Going to Ground at the University of Tulsa School of Art

November 1, 2016

goingtoground

 

The exhibition “Going to Ground” includes over 40 paintings from over the past 30 years. The exhibition is accompanied by a catalogue featuring this essay by Jennifer Samet

Figure in Place: Paintings by Susanna Coffey

by Jennifer Samet

 

The recent work of Susanna Coffey synthesizes multiple dichotomies, including figure and ground; abstraction and representation; life and death; beauty and violence; male and female; skin and interiority; masking and individuality.

 

Three paintings in the exhibition are representations of Coffey’s late father.  The earliest work in the show is “My Father is Sometimes a Mystery” (1980). This phrase is scrawled as text at the bottom of the painting.  Her father’s face is shown in a form resembling a waning moon.  The right half is in shadow, melting into dark painting ground. “Edwin R. Coffey” (2003) is a frontal portrait of her father, his head and shoulders set against a camouflage-patterned ground.  The painting “Late Snow”(2012-15), although seemingly abstract, was inspired by a memory-vision of her father in a field.

 

Other paintings are more oblique, yet poignant references to her father. “Dad’s Camo Poncho” (1999) is a self-portrait, also with camouflage-patterned ground. More generally, Coffey’s explorations of landscape are rooted in childhood experience.  Her father was involved in developing and building roads, so Coffey moved frequently with her family, and wandered through countryside that would have otherwise been inaccessible.

 

Coffey’s paintings become investigations of the inherent problem of portraiture: the capturing of likeness, versus showing “lifelikeness” – the spirit or feeling of a person. Coffey has continued to grapple with this question.  She has taken it to the extreme of representing person and place in an entirely tactile and visual way — through the matter of paint itself, rather than image or text.  They are metaphysical portraits.

 

Coffey probes the questions of difference between a person’s external and internal life, what remains hidden from sight, our connections to larger societal identity, what we become after death, our spiritual presence versus our material one.

 

In the last few years, Coffey has engaged with two media: acrylic spray painting using stencils, and slower-paced oil paintings. Her newest paintings bridge the media.  This is one aspect of the idea of “Going to Ground” (the title of the current exhibition), where portraits are allowed to dissolve into ground and matter – visual manifestations of “dust to dust, ashes to ashes.”

 

In “Ringers” (2016), Coffey merges the two modes of painting within one portrait.  A self-portrait in a backwards baseball cap is vertically mirrored by a vertebrae-like formation, rising from the more naturalistic head.
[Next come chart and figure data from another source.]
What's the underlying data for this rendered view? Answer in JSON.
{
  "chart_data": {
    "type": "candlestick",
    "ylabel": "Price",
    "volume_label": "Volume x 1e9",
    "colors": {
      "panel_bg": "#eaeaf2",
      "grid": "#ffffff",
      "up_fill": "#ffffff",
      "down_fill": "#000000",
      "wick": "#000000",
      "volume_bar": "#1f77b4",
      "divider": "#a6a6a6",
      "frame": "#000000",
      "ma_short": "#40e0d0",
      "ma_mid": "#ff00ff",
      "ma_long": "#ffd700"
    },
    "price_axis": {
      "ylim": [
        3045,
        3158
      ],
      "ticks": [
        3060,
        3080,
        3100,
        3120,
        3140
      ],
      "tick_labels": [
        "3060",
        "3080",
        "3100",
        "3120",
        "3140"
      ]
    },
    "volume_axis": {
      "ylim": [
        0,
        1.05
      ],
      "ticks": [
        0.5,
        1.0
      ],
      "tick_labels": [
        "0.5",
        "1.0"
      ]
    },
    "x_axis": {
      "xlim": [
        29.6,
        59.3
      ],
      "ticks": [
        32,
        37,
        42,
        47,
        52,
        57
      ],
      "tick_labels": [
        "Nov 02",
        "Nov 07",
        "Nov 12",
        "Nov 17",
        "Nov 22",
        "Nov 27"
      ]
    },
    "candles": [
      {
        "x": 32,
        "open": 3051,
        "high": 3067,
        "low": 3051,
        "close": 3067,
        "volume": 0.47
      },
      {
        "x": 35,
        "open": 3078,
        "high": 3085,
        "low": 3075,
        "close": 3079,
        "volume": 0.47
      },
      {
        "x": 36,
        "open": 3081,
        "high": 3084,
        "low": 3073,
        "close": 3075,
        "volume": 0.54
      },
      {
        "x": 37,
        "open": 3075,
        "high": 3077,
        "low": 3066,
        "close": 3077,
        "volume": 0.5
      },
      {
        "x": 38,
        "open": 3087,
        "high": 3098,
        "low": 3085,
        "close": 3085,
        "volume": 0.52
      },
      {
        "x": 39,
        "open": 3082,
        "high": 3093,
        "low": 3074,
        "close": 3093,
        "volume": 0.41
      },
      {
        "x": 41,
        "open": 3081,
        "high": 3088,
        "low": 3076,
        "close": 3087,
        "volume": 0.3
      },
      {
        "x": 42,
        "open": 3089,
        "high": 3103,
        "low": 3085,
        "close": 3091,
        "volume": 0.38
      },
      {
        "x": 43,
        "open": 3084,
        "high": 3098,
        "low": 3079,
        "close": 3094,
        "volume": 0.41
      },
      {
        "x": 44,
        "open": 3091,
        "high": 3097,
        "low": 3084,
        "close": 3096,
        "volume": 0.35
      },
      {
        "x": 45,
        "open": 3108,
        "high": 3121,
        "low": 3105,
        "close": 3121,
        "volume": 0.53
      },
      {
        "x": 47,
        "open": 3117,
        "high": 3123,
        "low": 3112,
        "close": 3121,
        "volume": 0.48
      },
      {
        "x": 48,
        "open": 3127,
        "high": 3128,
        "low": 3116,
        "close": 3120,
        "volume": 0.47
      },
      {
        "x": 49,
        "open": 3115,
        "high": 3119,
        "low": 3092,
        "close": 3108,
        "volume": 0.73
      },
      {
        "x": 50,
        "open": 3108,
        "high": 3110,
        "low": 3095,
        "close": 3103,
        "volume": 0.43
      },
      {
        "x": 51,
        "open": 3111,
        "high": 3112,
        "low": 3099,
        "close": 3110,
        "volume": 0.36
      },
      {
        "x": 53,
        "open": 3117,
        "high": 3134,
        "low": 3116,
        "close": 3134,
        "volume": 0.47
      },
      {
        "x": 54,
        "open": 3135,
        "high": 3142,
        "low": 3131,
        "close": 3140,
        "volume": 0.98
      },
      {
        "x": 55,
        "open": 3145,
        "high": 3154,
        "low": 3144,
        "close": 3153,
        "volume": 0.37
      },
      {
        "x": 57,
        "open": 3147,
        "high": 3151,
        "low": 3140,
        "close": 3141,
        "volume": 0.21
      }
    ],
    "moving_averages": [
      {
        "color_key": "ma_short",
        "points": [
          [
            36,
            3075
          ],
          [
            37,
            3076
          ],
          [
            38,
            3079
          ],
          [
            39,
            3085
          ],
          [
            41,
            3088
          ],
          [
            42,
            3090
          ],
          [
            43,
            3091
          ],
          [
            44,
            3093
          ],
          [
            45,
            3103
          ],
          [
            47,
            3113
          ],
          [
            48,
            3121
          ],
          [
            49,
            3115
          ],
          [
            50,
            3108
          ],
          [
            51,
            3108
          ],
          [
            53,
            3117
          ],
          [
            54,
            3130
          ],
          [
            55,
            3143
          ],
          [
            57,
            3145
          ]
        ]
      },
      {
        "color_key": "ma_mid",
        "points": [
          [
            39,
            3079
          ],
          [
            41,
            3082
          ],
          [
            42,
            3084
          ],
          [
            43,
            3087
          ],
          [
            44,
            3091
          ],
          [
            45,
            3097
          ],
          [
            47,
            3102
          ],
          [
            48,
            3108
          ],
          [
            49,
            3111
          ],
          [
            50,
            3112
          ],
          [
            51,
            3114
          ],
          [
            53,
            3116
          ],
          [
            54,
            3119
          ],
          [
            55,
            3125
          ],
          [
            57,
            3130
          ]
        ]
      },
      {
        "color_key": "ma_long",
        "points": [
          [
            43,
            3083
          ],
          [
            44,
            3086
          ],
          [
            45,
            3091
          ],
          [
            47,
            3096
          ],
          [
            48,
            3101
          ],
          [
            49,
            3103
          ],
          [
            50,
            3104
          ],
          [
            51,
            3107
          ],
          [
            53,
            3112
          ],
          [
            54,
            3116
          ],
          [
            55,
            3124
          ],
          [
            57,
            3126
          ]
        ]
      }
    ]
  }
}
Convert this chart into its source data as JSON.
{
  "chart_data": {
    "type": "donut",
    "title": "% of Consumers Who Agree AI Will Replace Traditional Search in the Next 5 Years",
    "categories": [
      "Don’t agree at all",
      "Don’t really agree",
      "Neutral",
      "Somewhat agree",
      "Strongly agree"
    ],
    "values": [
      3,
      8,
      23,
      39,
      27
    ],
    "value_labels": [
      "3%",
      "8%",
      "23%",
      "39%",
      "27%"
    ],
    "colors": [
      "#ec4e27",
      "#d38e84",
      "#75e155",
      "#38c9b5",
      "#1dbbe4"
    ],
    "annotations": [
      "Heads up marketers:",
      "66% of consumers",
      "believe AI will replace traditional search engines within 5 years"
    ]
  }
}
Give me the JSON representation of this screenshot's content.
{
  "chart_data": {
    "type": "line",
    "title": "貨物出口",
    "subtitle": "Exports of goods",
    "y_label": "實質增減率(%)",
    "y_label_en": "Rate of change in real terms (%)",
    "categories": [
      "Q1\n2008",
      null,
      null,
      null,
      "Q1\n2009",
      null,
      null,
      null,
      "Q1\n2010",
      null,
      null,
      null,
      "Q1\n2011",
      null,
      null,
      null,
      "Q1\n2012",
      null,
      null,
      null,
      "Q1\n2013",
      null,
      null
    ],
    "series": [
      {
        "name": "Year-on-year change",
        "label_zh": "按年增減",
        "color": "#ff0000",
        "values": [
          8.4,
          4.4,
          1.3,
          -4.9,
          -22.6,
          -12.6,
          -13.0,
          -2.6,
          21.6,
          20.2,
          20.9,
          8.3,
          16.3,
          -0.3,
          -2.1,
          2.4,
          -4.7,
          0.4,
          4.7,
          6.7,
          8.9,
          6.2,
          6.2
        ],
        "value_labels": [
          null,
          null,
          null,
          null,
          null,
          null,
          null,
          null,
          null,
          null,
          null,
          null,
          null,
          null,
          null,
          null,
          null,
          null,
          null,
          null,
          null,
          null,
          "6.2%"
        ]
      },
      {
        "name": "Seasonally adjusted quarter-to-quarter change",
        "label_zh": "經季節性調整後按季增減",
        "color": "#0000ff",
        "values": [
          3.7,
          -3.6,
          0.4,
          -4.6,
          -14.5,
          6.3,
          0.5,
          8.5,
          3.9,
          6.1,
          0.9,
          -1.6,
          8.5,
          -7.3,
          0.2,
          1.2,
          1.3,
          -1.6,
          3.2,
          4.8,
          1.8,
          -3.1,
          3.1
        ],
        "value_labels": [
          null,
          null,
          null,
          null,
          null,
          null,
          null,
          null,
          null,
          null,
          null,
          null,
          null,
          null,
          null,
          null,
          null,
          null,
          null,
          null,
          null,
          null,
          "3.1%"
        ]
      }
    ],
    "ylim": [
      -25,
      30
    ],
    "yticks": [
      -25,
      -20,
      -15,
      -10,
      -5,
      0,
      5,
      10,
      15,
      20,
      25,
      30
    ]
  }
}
It becomes the mask-twin to the self-portrait. Coffey used an enlarged ink-jet print of one of her spray-painted, stencil pieces to work from, to create the ground around the portrait, and the mask-twin.

 

“Late Snow” is densely worked, with a centrally and symmetrically placed blue-white form, textured like snow-covered earth. At the lower corners and sides we see touches of green and red peeking out from below.  The painting has a “spine” – a subtle vertical line of whiter-white.   It might represent a part of the landscape – the top of a small hill, or a path running through a field.  However, the white line can also be read as a nasal skeleton, so that the painting reveals a ghostlike, obscured head and face.

 

These spinal, vertical forms can be found in several of Coffey’s paintings – the stencil works and also the more naturalistic portraits.  They suggest common markers between human and non-human beings – skeletons, gene structures, and replicating strands of DNA.  They suggest connections that run deeper than our daily lives.

 

Coffey recognizes that the visual flood we experience in our image-saturated culture puts us constantly in the position of existing in two places at once. Imaging figure and place is an opportunity to be in a place we are not. Here, that alternate place is metaphysical.  It transcends the image we project of ourselves in the world, the surfaces we willingly share, and what we know of another.